You are viewing a plain text version of this content. The canonical link for it is here.
Posted to issues@hivemall.apache.org by takuti <gi...@git.apache.org> on 2017/03/18 03:28:08 UTC

[GitHub] incubator-hivemall pull request #63: [HIVEMALL-90] Refine incomplete AUC UDA...

GitHub user takuti opened a pull request:

    https://github.com/apache/incubator-hivemall/pull/63

    [HIVEMALL-90] Refine incomplete AUC UDAF implementation

    ## What changes were proposed in this pull request?
    
    Since AUC UDAF (classification) did not work correctly for some specific merge orders, this PR fixes the issue by modifying the UDAF's `merge()` and `terminate()` implementation.
    
    Moreover, unit tests are refined accordingly, and a utility method is created in **HiveUtils**.
    
    ## What type of PR is it?
    
    Bug Fix
    
    ## What is the Jira issue?
    
    https://issues.apache.org/jira/browse/HIVEMALL-90
    
    ## How was this patch tested?
    
    - Unit test
    - Manual test on EMR
    
    ## How to use this feature?
    
    Nothing has been changed from [current AUC UDAF](https://hivemall.incubator.apache.org/userguide/eval/auc.html).

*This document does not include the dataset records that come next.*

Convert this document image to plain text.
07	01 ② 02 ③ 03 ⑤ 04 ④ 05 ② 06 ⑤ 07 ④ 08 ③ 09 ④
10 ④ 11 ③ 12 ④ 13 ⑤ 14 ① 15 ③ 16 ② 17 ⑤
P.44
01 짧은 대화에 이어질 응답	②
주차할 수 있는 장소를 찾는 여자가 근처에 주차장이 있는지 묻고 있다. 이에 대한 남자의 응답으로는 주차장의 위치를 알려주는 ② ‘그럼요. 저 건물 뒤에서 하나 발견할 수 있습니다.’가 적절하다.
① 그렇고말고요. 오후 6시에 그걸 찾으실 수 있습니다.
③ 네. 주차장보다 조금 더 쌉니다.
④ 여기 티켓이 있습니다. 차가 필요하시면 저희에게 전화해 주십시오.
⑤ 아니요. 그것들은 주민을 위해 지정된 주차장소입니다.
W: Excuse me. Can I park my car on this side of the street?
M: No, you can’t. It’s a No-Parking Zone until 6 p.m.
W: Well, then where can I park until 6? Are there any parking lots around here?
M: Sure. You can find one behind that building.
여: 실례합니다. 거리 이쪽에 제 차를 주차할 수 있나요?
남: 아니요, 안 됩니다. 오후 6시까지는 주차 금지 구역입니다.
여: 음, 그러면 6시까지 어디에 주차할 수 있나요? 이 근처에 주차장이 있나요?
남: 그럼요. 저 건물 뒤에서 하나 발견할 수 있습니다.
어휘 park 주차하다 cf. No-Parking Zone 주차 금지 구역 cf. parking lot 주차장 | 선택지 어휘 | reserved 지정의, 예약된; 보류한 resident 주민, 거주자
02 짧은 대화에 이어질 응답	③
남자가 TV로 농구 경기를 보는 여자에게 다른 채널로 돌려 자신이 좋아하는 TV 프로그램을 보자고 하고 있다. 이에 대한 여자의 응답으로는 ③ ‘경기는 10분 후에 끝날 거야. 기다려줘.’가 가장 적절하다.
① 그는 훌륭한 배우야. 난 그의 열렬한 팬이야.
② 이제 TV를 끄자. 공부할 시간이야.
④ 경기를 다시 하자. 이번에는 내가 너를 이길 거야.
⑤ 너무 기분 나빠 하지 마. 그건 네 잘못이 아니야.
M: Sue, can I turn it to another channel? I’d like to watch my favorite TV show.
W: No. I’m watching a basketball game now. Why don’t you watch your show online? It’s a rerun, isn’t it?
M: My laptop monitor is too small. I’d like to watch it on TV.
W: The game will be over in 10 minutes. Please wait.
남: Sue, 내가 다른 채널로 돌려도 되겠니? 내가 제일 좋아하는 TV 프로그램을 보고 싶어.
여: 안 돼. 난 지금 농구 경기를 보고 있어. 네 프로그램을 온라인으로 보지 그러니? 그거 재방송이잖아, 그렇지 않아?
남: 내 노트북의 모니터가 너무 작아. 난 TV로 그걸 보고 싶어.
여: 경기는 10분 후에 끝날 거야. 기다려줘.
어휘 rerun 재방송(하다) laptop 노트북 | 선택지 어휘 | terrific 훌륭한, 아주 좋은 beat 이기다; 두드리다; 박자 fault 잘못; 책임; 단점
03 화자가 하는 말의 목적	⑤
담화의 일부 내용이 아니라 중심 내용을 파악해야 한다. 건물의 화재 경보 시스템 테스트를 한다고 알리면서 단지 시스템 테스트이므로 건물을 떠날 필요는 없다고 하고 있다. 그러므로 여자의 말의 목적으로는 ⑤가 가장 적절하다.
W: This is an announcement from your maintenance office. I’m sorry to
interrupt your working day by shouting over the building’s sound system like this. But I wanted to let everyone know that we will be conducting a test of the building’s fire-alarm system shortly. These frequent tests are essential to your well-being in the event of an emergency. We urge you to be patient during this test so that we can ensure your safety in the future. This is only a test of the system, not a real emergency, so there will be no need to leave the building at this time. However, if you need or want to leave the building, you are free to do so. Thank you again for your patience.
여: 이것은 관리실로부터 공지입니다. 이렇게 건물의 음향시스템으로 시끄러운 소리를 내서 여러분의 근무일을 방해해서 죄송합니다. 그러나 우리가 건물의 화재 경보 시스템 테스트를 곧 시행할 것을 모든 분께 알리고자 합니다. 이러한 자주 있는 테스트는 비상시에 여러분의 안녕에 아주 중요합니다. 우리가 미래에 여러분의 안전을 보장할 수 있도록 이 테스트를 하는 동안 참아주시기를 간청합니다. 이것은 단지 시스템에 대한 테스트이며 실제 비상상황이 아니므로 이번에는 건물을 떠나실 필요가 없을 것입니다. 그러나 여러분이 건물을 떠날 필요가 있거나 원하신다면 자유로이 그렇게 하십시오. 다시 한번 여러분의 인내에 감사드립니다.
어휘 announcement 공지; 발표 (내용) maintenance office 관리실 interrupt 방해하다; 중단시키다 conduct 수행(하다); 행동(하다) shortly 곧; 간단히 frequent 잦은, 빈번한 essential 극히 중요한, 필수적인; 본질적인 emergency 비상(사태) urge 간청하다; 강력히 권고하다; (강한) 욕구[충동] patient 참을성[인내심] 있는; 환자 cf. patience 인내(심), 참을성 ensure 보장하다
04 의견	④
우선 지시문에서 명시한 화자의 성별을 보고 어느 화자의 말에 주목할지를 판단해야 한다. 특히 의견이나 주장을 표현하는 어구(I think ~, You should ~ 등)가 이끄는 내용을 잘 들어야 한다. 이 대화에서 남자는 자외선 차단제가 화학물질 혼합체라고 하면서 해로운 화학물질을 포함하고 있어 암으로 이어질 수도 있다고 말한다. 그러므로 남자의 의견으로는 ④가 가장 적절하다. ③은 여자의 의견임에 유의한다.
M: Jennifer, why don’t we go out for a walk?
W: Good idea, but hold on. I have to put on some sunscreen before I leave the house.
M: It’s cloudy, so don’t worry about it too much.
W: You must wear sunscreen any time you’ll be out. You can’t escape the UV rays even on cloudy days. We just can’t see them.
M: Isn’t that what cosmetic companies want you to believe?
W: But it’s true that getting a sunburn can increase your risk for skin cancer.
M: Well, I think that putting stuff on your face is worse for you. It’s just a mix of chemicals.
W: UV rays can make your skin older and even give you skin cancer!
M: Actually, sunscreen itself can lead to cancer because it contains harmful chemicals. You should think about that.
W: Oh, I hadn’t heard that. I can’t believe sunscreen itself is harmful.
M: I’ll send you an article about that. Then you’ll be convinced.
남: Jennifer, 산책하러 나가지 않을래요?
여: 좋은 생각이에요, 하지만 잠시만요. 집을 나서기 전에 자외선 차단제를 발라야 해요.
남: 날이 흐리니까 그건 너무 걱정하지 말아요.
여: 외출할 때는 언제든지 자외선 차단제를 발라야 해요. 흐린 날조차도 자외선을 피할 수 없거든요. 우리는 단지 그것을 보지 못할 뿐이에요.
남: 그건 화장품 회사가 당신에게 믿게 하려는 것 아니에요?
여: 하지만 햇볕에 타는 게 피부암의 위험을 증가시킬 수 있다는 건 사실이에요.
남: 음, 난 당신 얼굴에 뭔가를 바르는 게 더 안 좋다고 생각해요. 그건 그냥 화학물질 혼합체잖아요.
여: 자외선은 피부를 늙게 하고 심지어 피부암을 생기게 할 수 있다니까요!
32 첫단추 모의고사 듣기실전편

You can merge this pull request into a Git repository by running:

    $ git pull https://github.com/takuti/incubator-hivemall fix-auc

Alternatively you can review and apply these changes as the patch at:

    https://github.com/apache/incubator-hivemall/pull/63.patch

To close this pull request, make a commit to your master/trunk branch
with (at least) the following in the commit message:

    This closes #63
    
----
commit da1578207fb9bc629455c503914757b90506ab66
Author: Takuya Kitazawa <k....@gmail.com>
Date:   2017-03-16T02:15:01Z

    Update AUC UDAF test to support all of 3!=6 merge orders

commit 5cc090fa95513dcf5db3855d5c5671cf61f45dae
Author: Takuya Kitazawa <k....@gmail.com>
Date:   2017-03-17T03:37:05Z

    Support arbitrary merge order

commit e4737fe57a555fc5719e51c1fa2881e18a44fd74
Author: Takuya Kitazawa <k....@gmail.com>
Date:   2017-03-17T03:44:11Z

    Update test case: there are two samples which have same scores

commit 5e91bbd367708d1f1e28dc00e0c64c95dfc6a66a
Author: Takuya Kitazawa <k....@gmail.com>
Date:   2017-03-17T04:14:22Z

    Fix typo

commit c0645fe74cbd0a1412747b470ead229083d03351
Author: Takuya Kitazawa <k....@gmail.com>
Date:   2017-03-17T05:57:47Z

    Carefully initialize accumulated partial area and (previous) TP/FP count

commit 627192cad19857d6a6ad92dfac18893576391053
Author: Takuya Kitazawa <k....@gmail.com>
Date:   2017-03-17T07:14:53Z

    Merge pertial result from left to right

commit a99648685a317784f5a4e2b13ed64b18cffdc4e4
Author: Takuya Kitazawa <k....@gmail.com>
Date:   2017-03-17T14:11:15Z

    Update AUC UDAF Test w/ larger sample set

commit 92b7cbc64db00a4c9994b4693a25527790ad0cee
Author: Takuya Kitazawa <k....@gmail.com>
Date:   2017-03-17T14:13:12Z

    Same scores should be passed to the same reducer

commit 49375798bdce6644b77da537b2501fcb303cb8bd
Author: Takuya Kitazawa <k....@gmail.com>
Date:   2017-03-18T03:20:28Z

    Refactor

----


---
If your project is set up for it, you can reply to this email and have your
reply appear on GitHub as well. If your project does not have this feature
enabled and wishes so, or if the feature is enabled but not working, please
contact infrastructure at infrastructure@apache.org or file a JIRA ticket
with INFRA.
---

[GitHub] incubator-hivemall pull request #63: [HIVEMALL-90] Refine incomplete AUC UDA...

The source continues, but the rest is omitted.